A new public opinion poll, conducted by SES Research, confirms that almost 6 in 10 Canadians want personal possession of marijuana to be legal, not just decriminalized. The BCCLA has long advocated for the reform of Canada’s outdated, and unsuccessful, approach to marijuana use. As a matter of individual autonomy, the BCCLA believes that adult Canadians are able to make decisions about what substances they choose to ingest.
According to BCCLA President John Russell: “The empirical evidence is clear – marijuana is a relatively harmless plant and its prohibition does more harm than good. This polling data confirms that most Canadians agree with the BCCLA that marijuana laws must be reformed, and that people who choose to use should simply be left alone.”
The polls also demonstrate that only a very small minority (8%) of Canadians believe that possession should be a criminal offence. Instead, a majority of Canadians believe that the government should be regulating and taxing the marijuana industry, instead of spending $400 million per year on prohibition.

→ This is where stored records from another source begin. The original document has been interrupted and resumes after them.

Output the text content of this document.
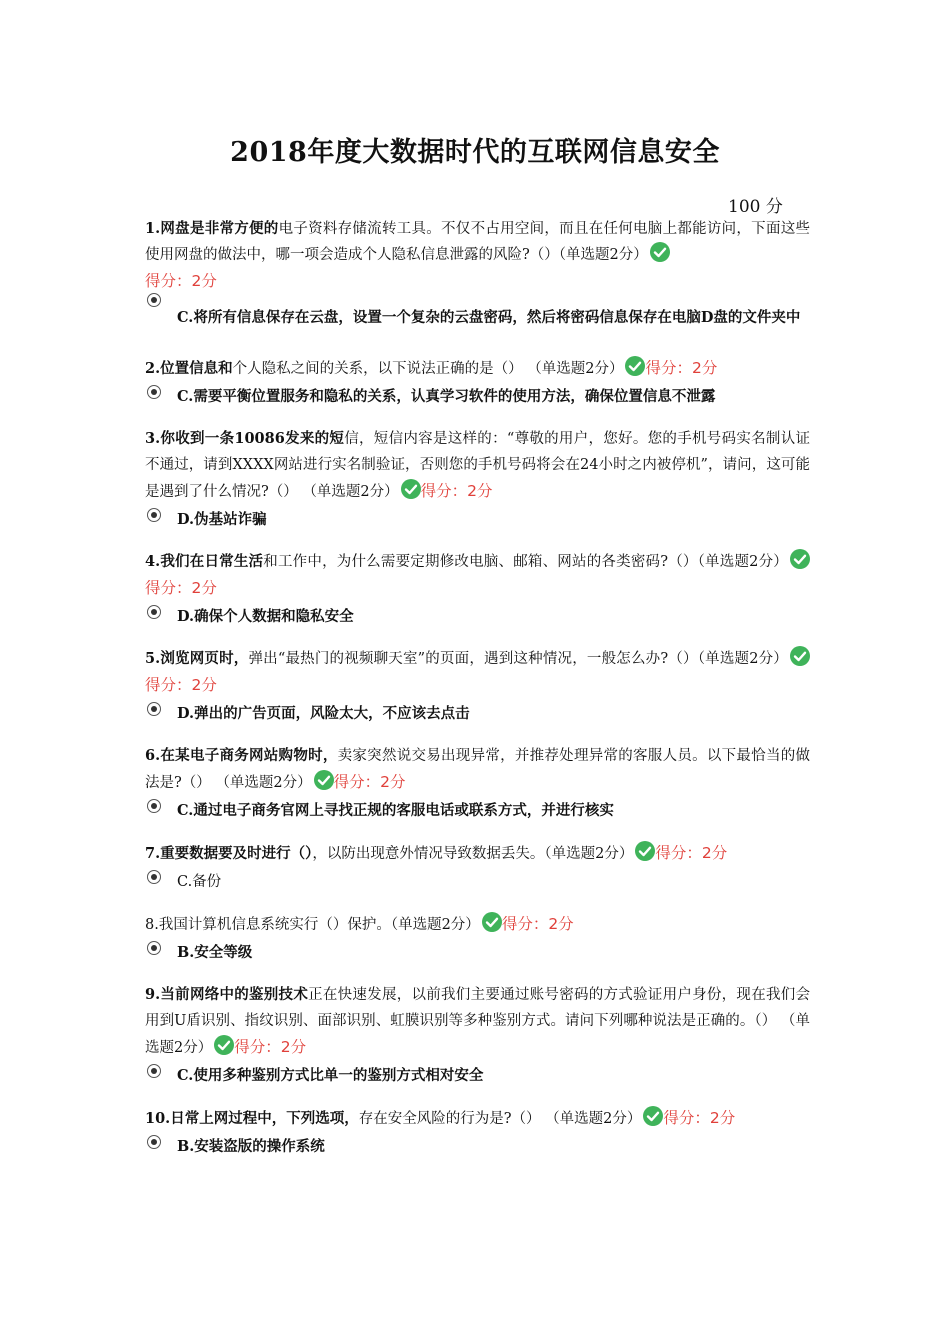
2018年度大数据时代的互联网信息安全
100 分
1.网盘是非常方便的电子资料存储流转工具。不仅不占用空间，而且在任何电脑上都能访问，下面这些使用网盘的做法中，哪一项会造成个人隐私信息泄露的风险?（）（单选题2分）
得分：2分
C.将所有信息保存在云盘，设置一个复杂的云盘密码，然后将密码信息保存在电脑D盘的文件夹中
2.位置信息和个人隐私之间的关系，以下说法正确的是（） （单选题2分） 得分：2分
C.需要平衡位置服务和隐私的关系，认真学习软件的使用方法，确保位置信息不泄露
3.你收到一条10086发来的短信，短信内容是这样的：“尊敬的用户，您好。您的手机号码实名制认证不通过，请到XXXX网站进行实名制验证，否则您的手机号码将会在24小时之内被停机”，请问，这可能是遇到了什么情况?（） （单选题2分） 得分：2分
D.伪基站诈骗
4.我们在日常生活和工作中，为什么需要定期修改电脑、邮箱、网站的各类密码?（）（单选题2分）得分：2分
D.确保个人数据和隐私安全
5.浏览网页时，弹出“最热门的视频聊天室”的页面，遇到这种情况，一般怎么办?（）（单选题2分）得分：2分
D.弹出的广告页面，风险太大，不应该去点击
6.在某电子商务网站购物时，卖家突然说交易出现异常，并推荐处理异常的客服人员。以下最恰当的做法是?（） （单选题2分） 得分：2分
C.通过电子商务官网上寻找正规的客服电话或联系方式，并进行核实
7.重要数据要及时进行（），以防出现意外情况导致数据丢失。（单选题2分） 得分：2分
C.备份
8.我国计算机信息系统实行（）保护。（单选题2分） 得分：2分
B.安全等级
9.当前网络中的鉴别技术正在快速发展，以前我们主要通过账号密码的方式验证用户身份，现在我们会用到U盾识别、指纹识别、面部识别、虹膜识别等多种鉴别方式。请问下列哪种说法是正确的。（） （单选题2分） 得分：2分
C.使用多种鉴别方式比单一的鉴别方式相对安全
10.日常上网过程中，下列选项，存在安全风险的行为是?（） （单选题2分） 得分：2分
B.安装盗版的操作系统
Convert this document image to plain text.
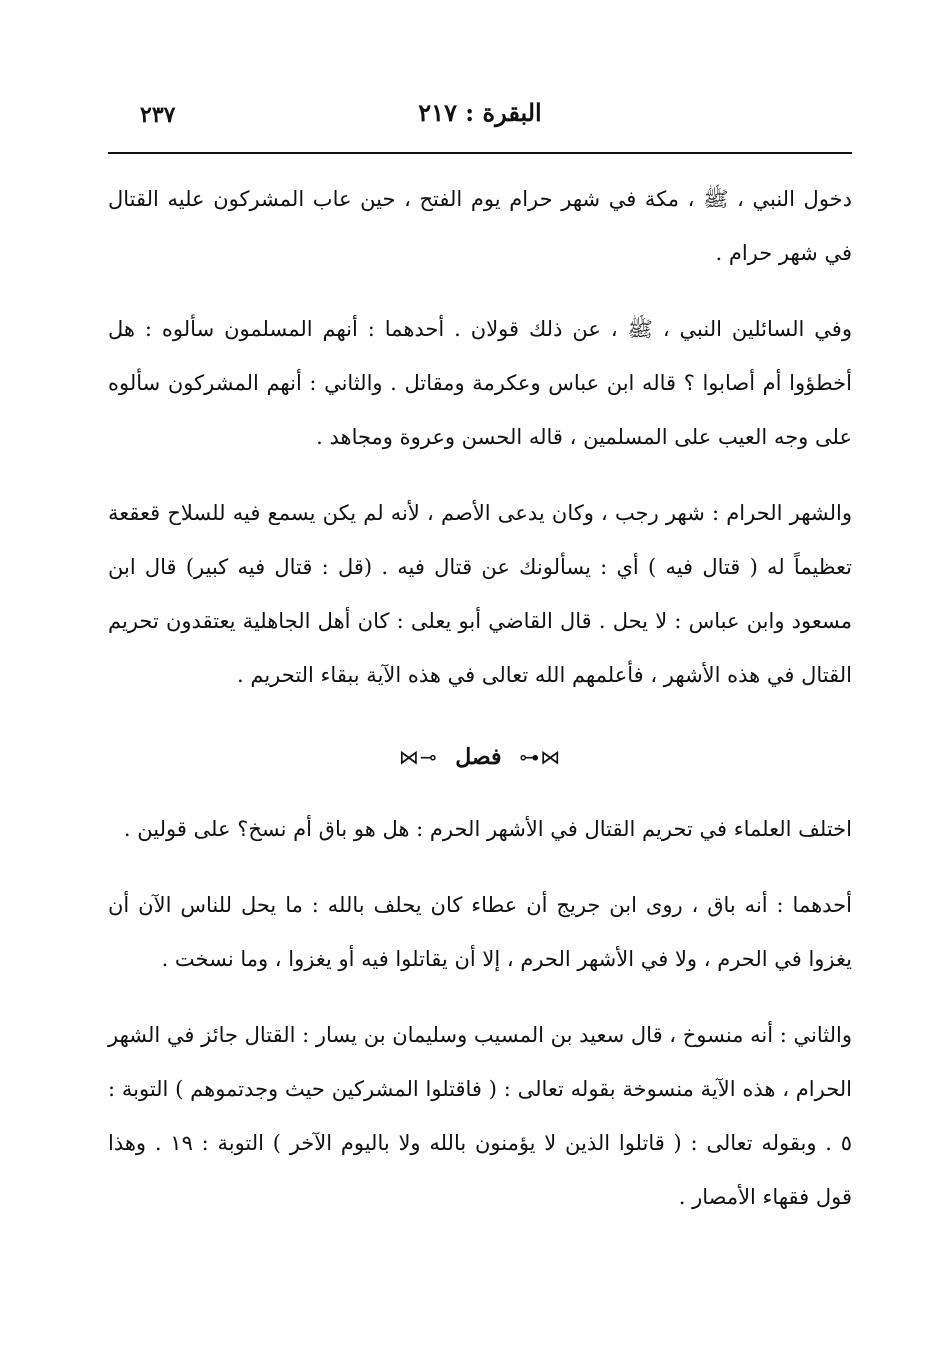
٢٣٧	البقرة : ٢١٧

دخول النبي ، ﷺ ، مكة في شهر حرام يوم الفتح ، حين عاب المشركون عليه القتال في شهر حرام .

وفي السائلين النبي ، ﷺ ، عن ذلك قولان . أحدهما : أنهم المسلمون سألوه : هل أخطؤوا أم أصابوا ؟ قاله ابن عباس وعكرمة ومقاتل . والثاني : أنهم المشركون سألوه على وجه العيب على المسلمين ، قاله الحسن وعروة ومجاهد .

والشهر الحرام : شهر رجب ، وكان يدعى الأصم ، لأنه لم يكن يسمع فيه للسلاح قعقعة تعظيماً له ( قتال فيه ) أي : يسألونك عن قتال فيه . (قل : قتال فيه كبير) قال ابن مسعود وابن عباس : لا يحل . قال القاضي أبو يعلى : كان أهل الجاهلية يعتقدون تحريم القتال في هذه الأشهر ، فأعلمهم الله تعالى في هذه الآية ببقاء التحريم .

⋈⊷ فصل ⊸⋈

اختلف العلماء في تحريم القتال في الأشهر الحرم : هل هو باق أم نسخ؟ على قولين .

أحدهما : أنه باق ، روى ابن جريج أن عطاء كان يحلف بالله : ما يحل للناس الآن أن يغزوا في الحرم ، ولا في الأشهر الحرم ، إلا أن يقاتلوا فيه أو يغزوا ، وما نسخت .

والثاني : أنه منسوخ ، قال سعيد بن المسيب وسليمان بن يسار : القتال جائز في الشهر الحرام ، هذه الآية منسوخة بقوله تعالى : ( فاقتلوا المشركين حيث وجدتموهم ) التوبة : ٥ . وبقوله تعالى : ( قاتلوا الذين لا يؤمنون بالله ولا باليوم الآخر ) التوبة : ١٩ . وهذا قول فقهاء الأمصار .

Given the attitude of the public, and the conclusions of virtually every Parliamentary and Senate inquiries into cannabis use (that prohibition is the worst policy alternative available), the BCCLA wonders why our lawmakers are so far behind the curve on this issue. For civil libertarians the issue is clear – a commitment to freedom and individual rights requires legalization. Now that the public appears to agree, one wonders how long it will take Parliament to catch up.
Russell said today: “The public recognizes that marijuana prohibition is wasteful in money in lives. Let’s tax and regulate the marijuana industry and use the money for better purposes than filling the courts and jails with persons who have not committed any real crimes.”